Babies born prematurely suffer more adverse health outcomes than term babies, and the more premature they are, the greater the number and severity of the complications they have, both in the short-term and the long-term.  Normally, the cutoff age for viability is 24 weeks’ gestation, and babies delivered at this age have a grim outlook – less than 50% even survive – but in this case, an infant even younger than that was kept alive when prevailing best medical practices would have dictated not to resuscitate such a premature baby.  The reasons behind these guidelines are numerous and range from the sheer probability that the child will live to the overwhelming health challenges they are guaranteed to have if they do.  Another, not at all insignificant factor, is the incredible amount of resources it takes to care for them after birth.  The daily average NICU stay exceeds $3,500 per infant, the average NICU stay costs $45,000, and it is not unusual for the total cost of an extended stay to exceed $1 million.  That is the kind of extended stay that Baby 22 Weeks is currently having here in an Atlanta hospital.  It is unclear at this point whether or not she will ever be well or strong enough to leave the NICU, and if she does, what quality of life she will be able to have.  Her mother won’t entertain any sort of conversation at all with her baby’s doctors about how to manage her case other than to “do everything possible”.  

~ ~ ~

No real deep thoughts here tonight.  It's test week, so I have neither the time nor the energy to do a whole lot of reflecting or writing.  I was just doing a quick little write-up for an upcoming ethics session we have during this last week of the peds rotation.  It is supposed to be about an ethical issue that we have witnessed during the rotation, and this is what I kept coming back to.  I am curious about people's thoughts.  I am not at all saying that this baby does not deserve to live, and I really hate the economic/financial expense argument when talking about the worth of a life.  I am in awe of what doctors are able to do, both before and after birth, to save the lives of infants with conditions that, until only very recently in history, would have had a 100% mortality rate.  I'm not even totally sure there is a real ethics issue here: the obstetricians tried to keep the mother's preterm labor at bay, the neonatologist acted to save the life of an infant she believed to be unquestionably viable, the mother wanted (and continues to want) everything possible to be done for a child that she loves.  Surely mistakes were made and surely this outcome was by no means unavoidable.  Maybe it's just the tragedy of the whole situation that gets to me.  Maybe it's just that, in a medical world with so much potential to do so much good, sometimes a lot of very smart people trying their best still get it wrong.  And maybe it's not the ethics of this case that gets to me.  Maybe it's that sometimes there are just no easy answers to be had.

Saturday, October 6, 2012

Tiny Babies

Oh, hey there, October!  Where on earth did YOU come from??!?

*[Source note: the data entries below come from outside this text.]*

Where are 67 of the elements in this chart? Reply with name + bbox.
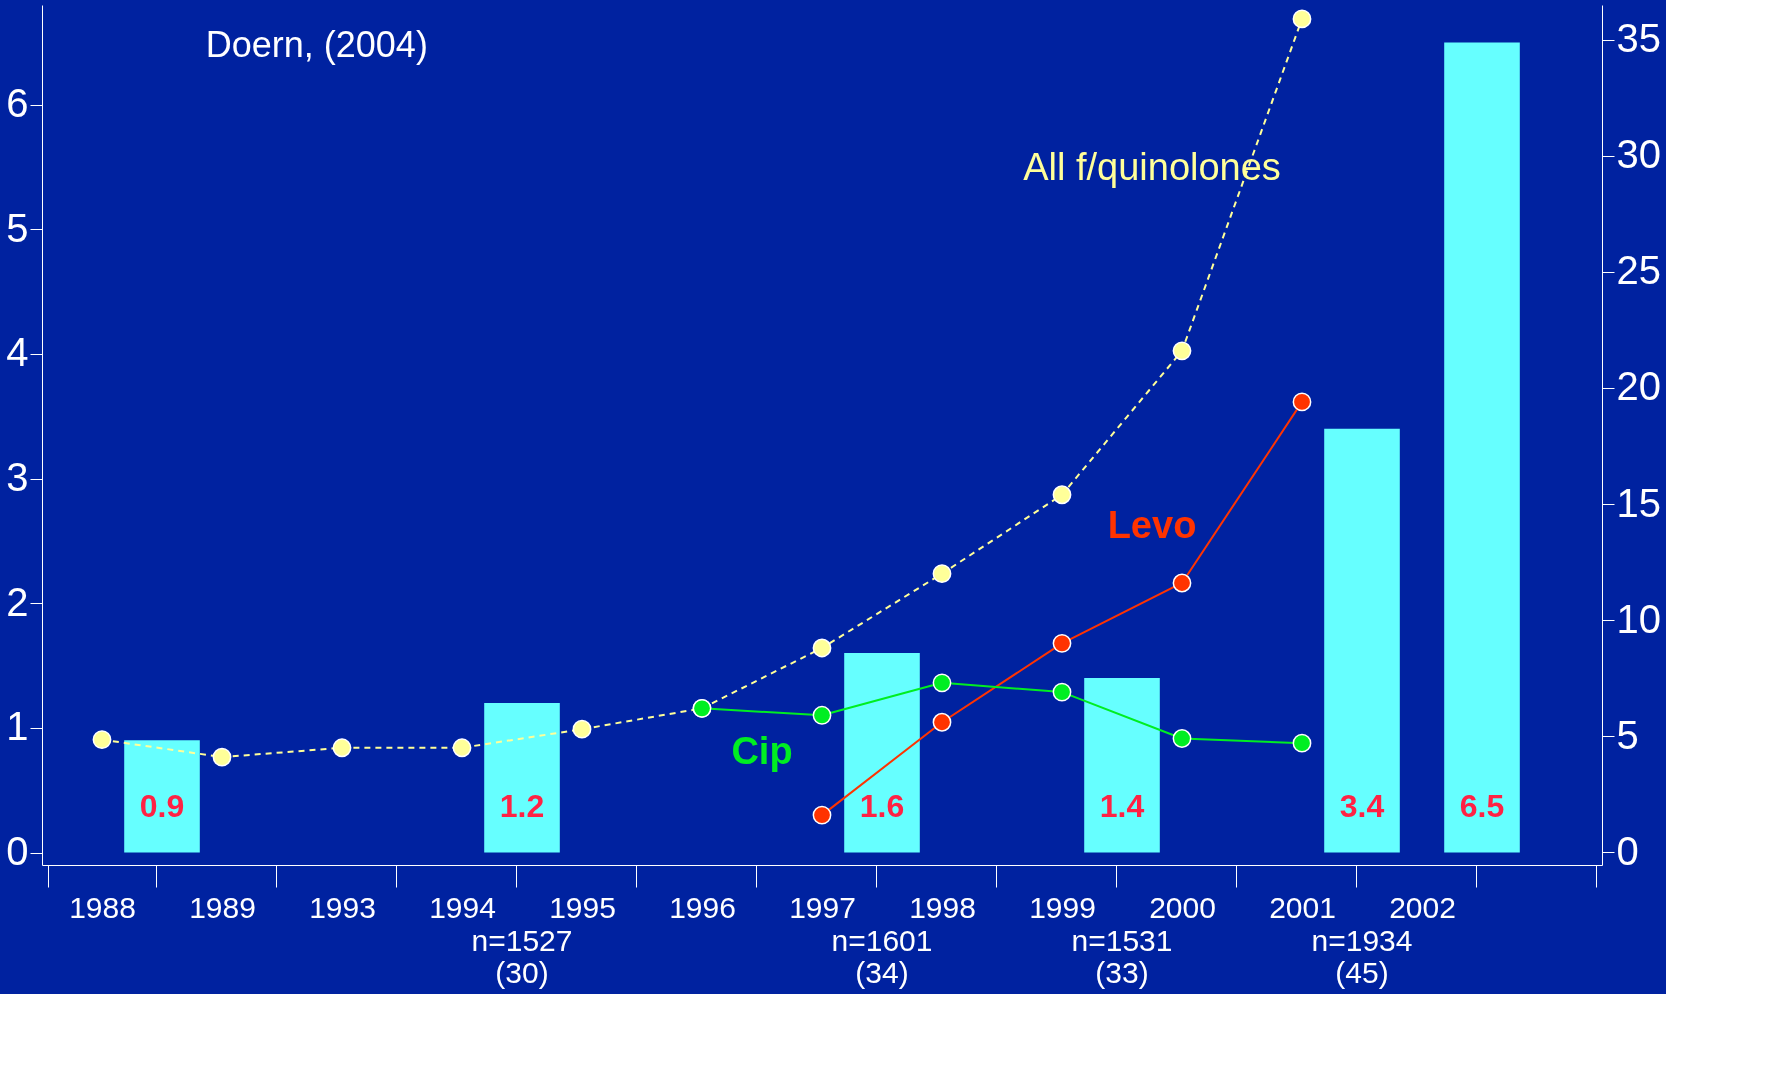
x-tick-label: 1995	[549, 890, 616, 924]
text: n=1527 (30)	[471, 924, 573, 989]
text: n=1934 (45)	[1311, 924, 1413, 989]
x-tick-label: 2000	[1149, 890, 1216, 924]
x-tick-label: 1998	[909, 890, 976, 924]
y2-tick-label: 30	[1616, 132, 1661, 177]
text: n=1601 (34)	[831, 924, 933, 989]
point	[1052, 633, 1072, 653]
point	[1052, 485, 1072, 505]
point	[1172, 729, 1192, 748]
y2-tick-label: 0	[1616, 828, 1639, 873]
y2-tick-label: 15	[1616, 480, 1661, 525]
x-tick-label: 2002	[1389, 890, 1456, 924]
text: Doern, (2004)	[205, 24, 428, 65]
x-tick-label: 1989	[189, 890, 256, 924]
x-tick-label: 1997	[789, 890, 856, 924]
x-tick-label: 1988	[69, 890, 136, 924]
y-tick-label: 5	[6, 205, 29, 250]
point	[452, 738, 472, 758]
point	[1292, 733, 1312, 753]
data-label: 1.2	[499, 788, 545, 824]
series-label: Cip	[731, 730, 793, 773]
data-label: 1.4	[1099, 788, 1145, 824]
point	[572, 719, 592, 739]
y-tick-label: 1	[6, 704, 29, 749]
data-label: 1.6	[859, 788, 905, 824]
y-tick-label: 4	[6, 330, 29, 375]
x-tick-label: 1994	[429, 890, 496, 924]
x-tick-label: 2001	[1269, 890, 1336, 924]
y2-tick-label: 35	[1616, 16, 1661, 61]
y-tick-label: 3	[6, 455, 29, 500]
y2-tick-label: 10	[1616, 596, 1661, 641]
x-tick-label: 1999	[1029, 890, 1096, 924]
y-tick-label: 0	[6, 829, 29, 874]
data-label: 3.4	[1339, 788, 1385, 824]
bar	[844, 653, 920, 853]
y2-tick-label: 5	[1616, 712, 1639, 757]
point	[92, 730, 112, 750]
series-label: All f/quinolones	[1023, 145, 1281, 188]
point	[1292, 9, 1312, 29]
point	[1052, 682, 1072, 702]
x-tick-label: 1996	[669, 890, 736, 924]
y-tick-label: 6	[6, 81, 29, 126]
point	[812, 705, 832, 725]
series-label: Levo	[1107, 503, 1197, 546]
y-tick-label: 2	[6, 579, 29, 624]
bar	[124, 740, 200, 853]
point	[1172, 573, 1192, 593]
text: n=1531 (33)	[1071, 924, 1173, 989]
data-label: 0.9	[139, 788, 185, 824]
bar	[1084, 678, 1160, 853]
point	[212, 747, 232, 767]
bar	[1324, 428, 1400, 853]
y2-tick-label: 25	[1616, 248, 1661, 293]
point	[932, 564, 952, 584]
point	[932, 673, 952, 693]
y2-tick-label: 20	[1616, 364, 1661, 409]
x-tick-label: 1993	[309, 890, 376, 924]
point	[812, 638, 832, 658]
point	[1292, 392, 1312, 412]
point	[332, 738, 352, 758]
point	[812, 805, 832, 825]
bar	[484, 702, 560, 853]
point	[932, 712, 952, 732]
bar	[1444, 42, 1520, 853]
point	[1172, 341, 1192, 361]
data-label: 6.5	[1459, 788, 1505, 824]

This is where I've been all week:


Nursery week!  

Mornings with the healthy babies on the Mother-Baby floor, and then afternoons with the teensy-tiny ones in the NICU.  It is all very adorable and prettttty great.  Especially because the healthy newborn exam is a snap and they are so freakin' cute, and they don't really let students touch the teeny sick ones and they are really freakin' cute too.  So in other words, I have not really done a whole lot this week other than make my ovaries want to explode.  

Why am I still awake right now??  Happy weekend, people.